La piste de nouveaux mécanismes de soutien pour l'éolien terrestre est en débat : pour favoriser son acceptabilité, le Gouvernement souhaite faire émerger le « repowering », c'est-à-dire la réingénierie des parcs existants . Soit les parcs seront entièrement nouveaux et ils entreront dans le mécanisme d'appels d'offres, soit un mécanisme de soutien au réinvestissement sera mis en place. Ce « repowering » des parcs éoliens constitue une solution moins coûteuse, qui limite les problèmes d'acceptabilité sociale, puisque l'on remet des éoliennes là où il y en avait déjà. Le renouvellement des parcs est donc un axe intéressant, qui se pratique dans d'autres pays et qui permet d'augmenter les puissances, les capacités et les durées de production sans créer de nouveaux parcs.

Il peut enfin être remarqué que certaines installations de méthanisation agricole bénéficient d'une exonération 69 ( * ) de taxe foncière et de cotisation foncière des entreprises (CFE) et qu'en 2013, le Plan énergie méthanisation autonomie azote (EMAA) a eu pour but de développer un modèle français de la méthanisation agricole avec « 1 000 méthaniseurs à la ferme » à l'horizon 2020 70 ( * ) , en privilégiant des installations collectives, des circuits d'approvisionnement courts et des technologies et savoir-faire français. Il prévoit notamment d'optimiser le tarif d'achat pour l'électricité produite à partir de biogaz, de simplifier les procédures administratives pour le développement des projets de méthanisation ou encore d'accompagner les porteurs de projets. Ses objectifs n'ont pas été atteints.

Le dispositif de soutien à la méthanisation agricole vient d'être renforcé en 2019 par la mise en place par le ministère de l'agriculture et de l'alimentation d'un fonds de garantie abondé de 25 millions d'euros, qui permettra à BPI France de proposer 100 millions d'euros de prêts sans sûreté ni caution personnelle aux agriculteurs portant un projet de méthanisation agricole pour les aider à boucler leur tour de table financier, avec l'objectif de faire émerger 400 nouveaux projets sur cinq ans.

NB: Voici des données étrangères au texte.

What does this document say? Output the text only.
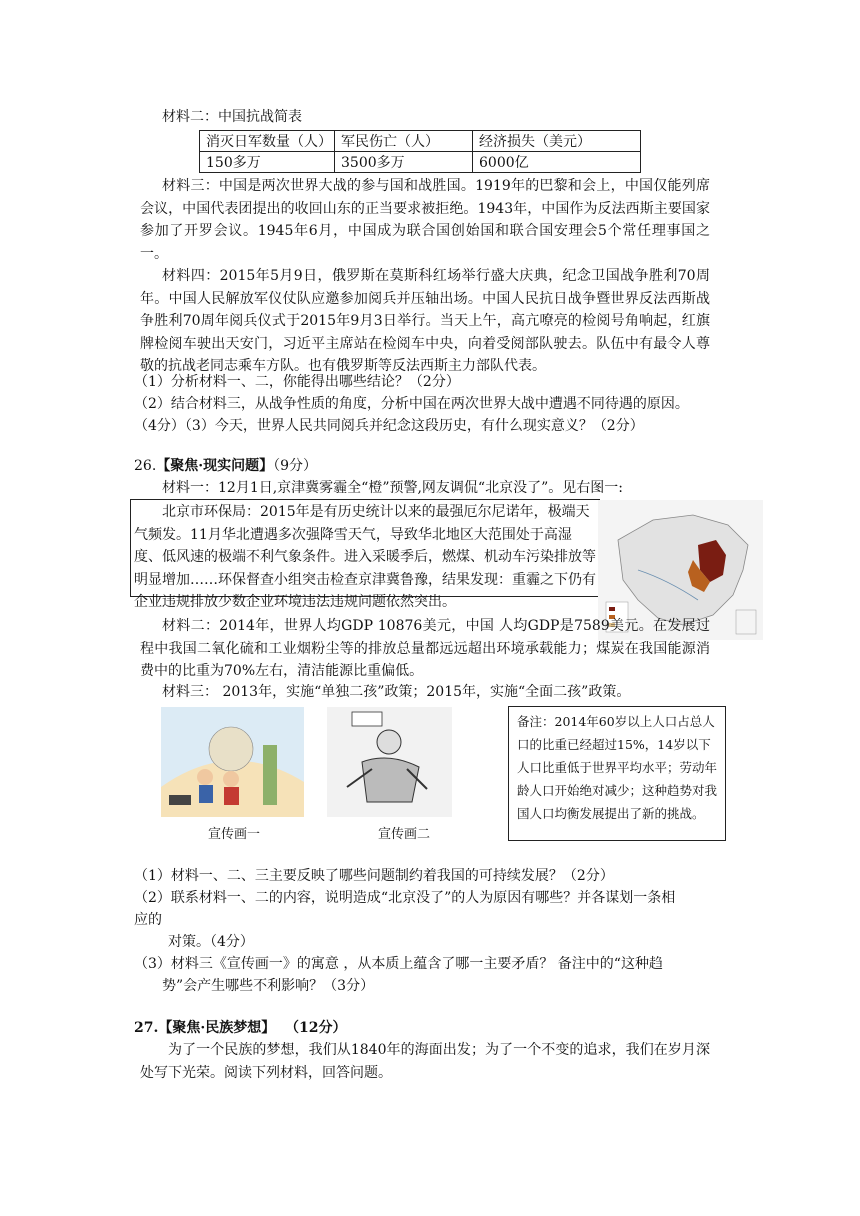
材料二：中国抗战简表
消灭日军数量（人）	军民伤亡（人）	经济损失（美元）
150多万	3500多万	6000亿
材料三：中国是两次世界大战的参与国和战胜国。1919年的巴黎和会上，中国仅能列席会议，中国代表团提出的收回山东的正当要求被拒绝。1943年，中国作为反法西斯主要国家参加了开罗会议。1945年6月，中国成为联合国创始国和联合国安理会5个常任理事国之一。
材料四：2015年5月9日，俄罗斯在莫斯科红场举行盛大庆典，纪念卫国战争胜利70周年。中国人民解放军仪仗队应邀参加阅兵并压轴出场。中国人民抗日战争暨世界反法西斯战争胜利70周年阅兵仪式于2015年9月3日举行。当天上午，高亢嘹亮的检阅号角响起，红旗牌检阅车驶出天安门，习近平主席站在检阅车中央，向着受阅部队驶去。队伍中有最令人尊敬的抗战老同志乘车方队。也有俄罗斯等反法西斯主力部队代表。
（1）分析材料一、二，你能得出哪些结论？（2分）
（2）结合材料三，从战争性质的角度，分析中国在两次世界大战中遭遇不同待遇的原因。
（4分）（3）今天，世界人民共同阅兵并纪念这段历史，有什么现实意义？（2分）
26.【聚焦·现实问题】（9分）
材料一：12月1日,京津冀雾霾全“橙”预警,网友调侃“北京没了”。见右图一:
北京市环保局：2015年是有历史统计以来的最强厄尔尼诺年，极端天气频发。11月华北遭遇多次强降雪天气，导致华北地区大范围处于高湿度、低风速的极端不利气象条件。进入采暖季后，燃煤、机动车污染排放等明显增加……环保督查小组突击检查京津冀鲁豫，结果发现：重霾之下仍有企业违规排放少数企业环境违法违规问题依然突出。
材料二：2014年，世界人均GDP 10876美元，中国 人均GDP是7589美元。在发展过程中我国二氧化硫和工业烟粉尘等的排放总量都远远超出环境承载能力；煤炭在我国能源消费中的比重为70%左右，清洁能源比重偏低。
材料三： 2013年，实施“单独二孩”政策；2015年，实施“全面二孩”政策。
宣传画一	宣传画二
备注：2014年60岁以上人口占总人口的比重已经超过15%，14岁以下人口比重低于世界平均水平；劳动年龄人口开始绝对减少；这种趋势对我国人口均衡发展提出了新的挑战。
（1）材料一、二、三主要反映了哪些问题制约着我国的可持续发展？（2分）
（2）联系材料一、二的内容，说明造成“北京没了”的人为原因有哪些？并各谋划一条相
应的
对策。（4分）
（3）材料三《宣传画一》的寓意 ，从本质上蕴含了哪一主要矛盾？ 备注中的“这种趋
势”会产生哪些不利影响？（3分）
27.【聚焦·民族梦想】 （12分）
为了一个民族的梦想，我们从1840年的海面出发；为了一个不变的追求，我们在岁月深处写下光荣。阅读下列材料，回答问题。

Précédemment, le plan de performance énergétique des exploitations agricoles (2009-2013) avait permis d'accompagner le développement de 132 projets de méthanisation agricole pour un montant de subventions accordées par le ministère de l'agriculture et de l'alimentation de 28 millions d'euros, complété de 38 millions d'euros en provenance de l'Ademe, des collectivités, des fonds européens (FEADER/FEDER) et, ponctuellement, des agences de l'eau. Ce plan a également permis d'accompagner le développement de chaudières biomasse (149 dossiers), de pompes à chaleur (270 dossiers), de séchage en grange (126 dossiers), de chauffe-eau solaire (343 dossiers) et de production d'énergie en site isolé / autoconsommation (53 dossiers).

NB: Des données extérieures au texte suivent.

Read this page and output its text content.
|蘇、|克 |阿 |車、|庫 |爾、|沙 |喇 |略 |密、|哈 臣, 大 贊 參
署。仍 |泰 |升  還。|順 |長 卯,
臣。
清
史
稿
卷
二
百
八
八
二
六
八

Geneviève Pierre, dans l'ouvrage précité Agro-énergies dans les territoires, Coopérer pour l'autonomie locale , remarque que les projets agroénergétiques bénéficient aussi d'un contexte de promotion des énergies renouvelables et de diminution des GES supporté par des dispositifs d'action publique français comme le pôle d'excellence rurale (PER) « bio ressources », et des plans climat énergie territorial (PCET) dans les collectivités.

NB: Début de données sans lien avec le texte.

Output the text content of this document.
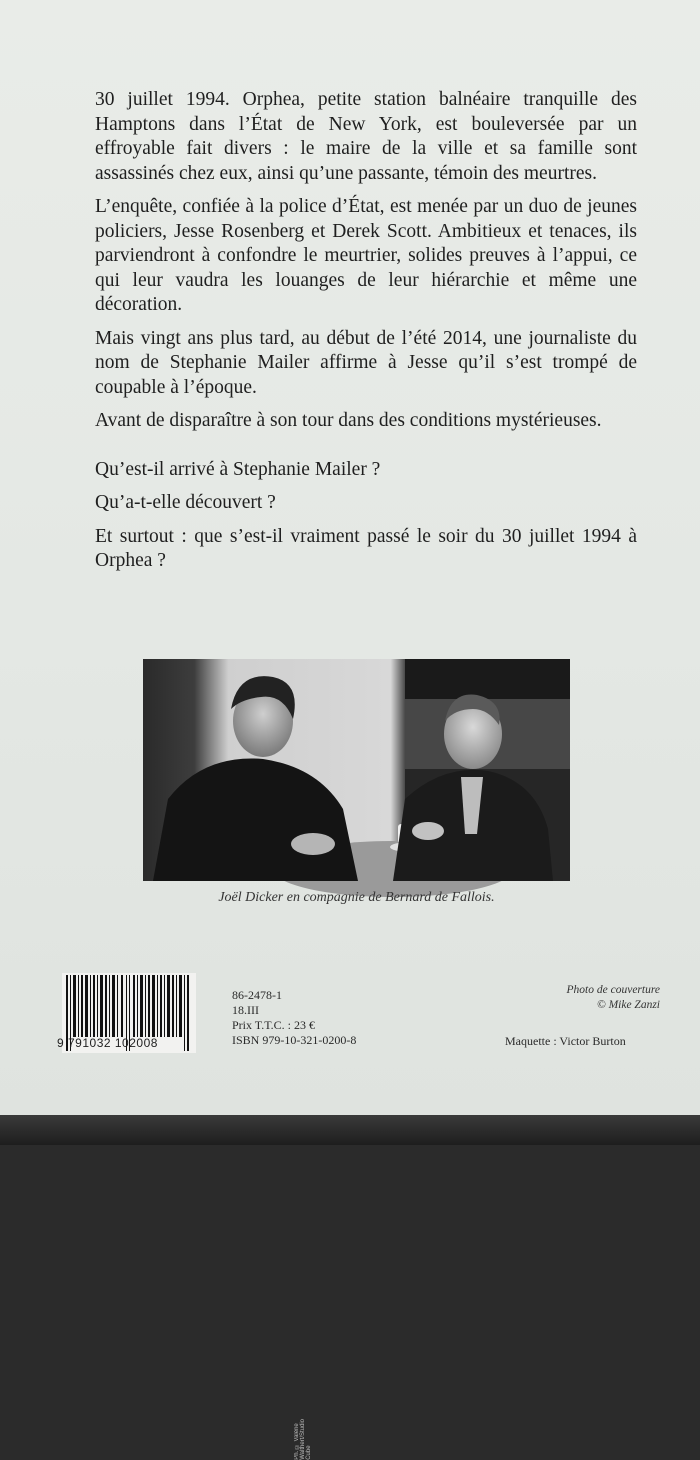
30 juillet 1994. Orphea, petite station balnéaire tranquille des Hamptons dans l’État de New York, est bouleversée par un effroyable fait divers : le maire de la ville et sa famille sont assassinés chez eux, ainsi qu’une passante, témoin des meurtres.

L’enquête, confiée à la police d’État, est menée par un duo de jeunes policiers, Jesse Rosenberg et Derek Scott. Ambitieux et tenaces, ils parviendront à confondre le meurtrier, solides preuves à l’appui, ce qui leur vaudra les louanges de leur hiérarchie et même une décoration.

Mais vingt ans plus tard, au début de l’été 2014, une journaliste du nom de Stephanie Mailer affirme à Jesse qu’il s’est trompé de coupable à l’époque.

Avant de disparaître à son tour dans des conditions mystérieuses.

Qu’est-il arrivé à Stephanie Mailer ?

Qu’a-t-elle découvert ?

Et surtout : que s’est-il vraiment passé le soir du 30 juillet 1994 à Orphea ?

Ph. © Valérie Walthert/Studio Cube
Joël Dicker en compagnie de Bernard de Fallois.
9 791032 102008
86-2478-1
18.III
Prix T.T.C. : 23 €
ISBN 979-10-321-0200-8
Photo de couverture
© Mike Zanzi
Maquette : Victor Burton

* 58 Articles L. 314-1 à L. 314-13 du code de l'énergie.

* 59 Articles L. 314-18 à L. 314-27 du code de l'énergie.

* 60 Arrêté du 6 mai 2017.

* 61 Article 8 de l'arrêté du 9 mai 2017.

* 62 Annexe 1 de l'arrêté du 13 décembre 2016.

* 63 Annexe 1 de l'arrêté du 23 novembre 2011.

* 64 Annexe 1 de l'arrêté du 13 décembre 2016.

* 65 Arrêté du 13 décembre 2016.

* 66 Cf. le lien suivant : https://www.cre.fr/Transition-energetique-et-innovation-technologique/soutien-a-la-production/Dispositifs-de-soutien-aux-EnR

* 67 Articles R. 311-10 à R. 311-25-15 du code de l'énergie.

* 68 Cf. le lien suivant : https://www.cre.fr/Documents/Publications/Rapports-thematiques/couts-et-rentabilite-des-enr-en-france-metropolitaine

* 69 Le plan de soutien à l'élevage de 2015 a conduit à des exonérations de fiscalité locale pour les installations de méthanisation agricole et à une adaptation des tarifs d'achat de l'électricité.

* 70 Il s'agirait plutôt d'environ 600 méthaniseurs agricoles qui seraient en fonctionnement cette année.